The split follows the success of Skype—an investment that demonstrates the wide reach of the network Mr. Draper and Mr. Jamal have built. Tim Draper came to Skype through Howard Hartenbaum, a partner at Draper Richards, the venture firm run by William Draper III, Tim Draper’s father. Mr. Hartenbaum, stationed in Luxembourg, pulled both Tim and William Draper into the company in 2002 through the Draper Investment Company— a family fund. When it came time to up the ante, Tim Draper had to use ePlanet’s money to invest in Skype’s $18.8-million second round of funding in March 2004.

Mr. Draper, who holds the title of partner in ePlanet Ventures through an agreement of the affiliate network, decided to take the board seat at Skype. He loves the company and boasts about its ability to change everything as if it were his own child. But the winnings from the $4.1-billion buyout by eBay accrued to ePlanet’s fund, not Draper Fisher Jurvetson’s. Of course, DFJ didn’t exactly miss out on the winnings. The firm gets a cut from the proceeds of all its affiliate partners.

Now, thanks to contractual changes to a new $400-million fund, which closed in 2004, Tim Draper can drop dough into any country in the world.
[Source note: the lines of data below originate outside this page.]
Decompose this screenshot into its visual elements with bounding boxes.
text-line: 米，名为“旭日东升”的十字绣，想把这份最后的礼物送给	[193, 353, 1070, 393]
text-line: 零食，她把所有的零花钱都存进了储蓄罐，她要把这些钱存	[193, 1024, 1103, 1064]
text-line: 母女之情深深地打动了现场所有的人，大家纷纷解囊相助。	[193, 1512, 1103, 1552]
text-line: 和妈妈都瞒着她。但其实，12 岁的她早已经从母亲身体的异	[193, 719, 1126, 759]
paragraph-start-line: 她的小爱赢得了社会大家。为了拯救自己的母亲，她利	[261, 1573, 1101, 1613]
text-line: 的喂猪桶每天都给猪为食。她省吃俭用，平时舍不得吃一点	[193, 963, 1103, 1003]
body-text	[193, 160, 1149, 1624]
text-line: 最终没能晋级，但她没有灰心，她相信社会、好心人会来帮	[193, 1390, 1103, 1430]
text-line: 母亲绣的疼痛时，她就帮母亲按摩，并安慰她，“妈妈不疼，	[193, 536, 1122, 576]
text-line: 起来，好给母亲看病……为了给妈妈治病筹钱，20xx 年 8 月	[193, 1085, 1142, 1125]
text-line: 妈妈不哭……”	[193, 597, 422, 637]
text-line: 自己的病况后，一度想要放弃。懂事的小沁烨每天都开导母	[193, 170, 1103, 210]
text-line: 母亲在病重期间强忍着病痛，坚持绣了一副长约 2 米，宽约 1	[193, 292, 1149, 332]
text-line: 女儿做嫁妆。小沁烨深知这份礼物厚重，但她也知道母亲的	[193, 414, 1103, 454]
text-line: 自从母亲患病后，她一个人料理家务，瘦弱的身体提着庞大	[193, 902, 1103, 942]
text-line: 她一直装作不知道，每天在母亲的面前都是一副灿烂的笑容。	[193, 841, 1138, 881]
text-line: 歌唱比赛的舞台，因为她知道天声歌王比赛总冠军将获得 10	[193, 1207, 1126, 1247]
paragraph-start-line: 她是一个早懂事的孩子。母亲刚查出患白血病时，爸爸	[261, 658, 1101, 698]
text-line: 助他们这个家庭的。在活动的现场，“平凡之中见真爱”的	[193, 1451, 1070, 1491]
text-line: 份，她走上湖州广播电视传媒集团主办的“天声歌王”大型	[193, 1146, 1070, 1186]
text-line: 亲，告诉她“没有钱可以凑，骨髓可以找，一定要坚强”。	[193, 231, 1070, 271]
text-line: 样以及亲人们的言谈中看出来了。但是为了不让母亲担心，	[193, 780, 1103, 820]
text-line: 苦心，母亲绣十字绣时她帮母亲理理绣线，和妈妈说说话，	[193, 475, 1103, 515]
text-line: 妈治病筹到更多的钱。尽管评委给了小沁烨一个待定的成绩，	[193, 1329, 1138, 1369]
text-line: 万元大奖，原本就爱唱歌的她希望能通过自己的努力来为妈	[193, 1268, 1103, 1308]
That makes for an interesting relationship with ePlanet. “Let’s say there’s the next Baidu in China and they want to do the deal and we want to do the deal, how are you going to do that?” asks Mr. Jamal. “There was no reason to have two things running in parallel,” Mr. Draper says.

The two seemed to make a good team, though. When Morten Lund, CEO of antivirus vendor BullGuard, took a $2.5- million investment from ePlanet in 2003 his first interview was with Mr. Draper, who was excited about entering into a deal. His second interview was with Mr. Jamal, however, who pulled apart BullGuard’s business model. “He’s the shadow behind,” Mr. Lund says of Mr. Jamal. “He seems very cool.” Now that ePlanet and DFJ have decided to part ways, Asad Jamal may begin casting a long shadow of his own.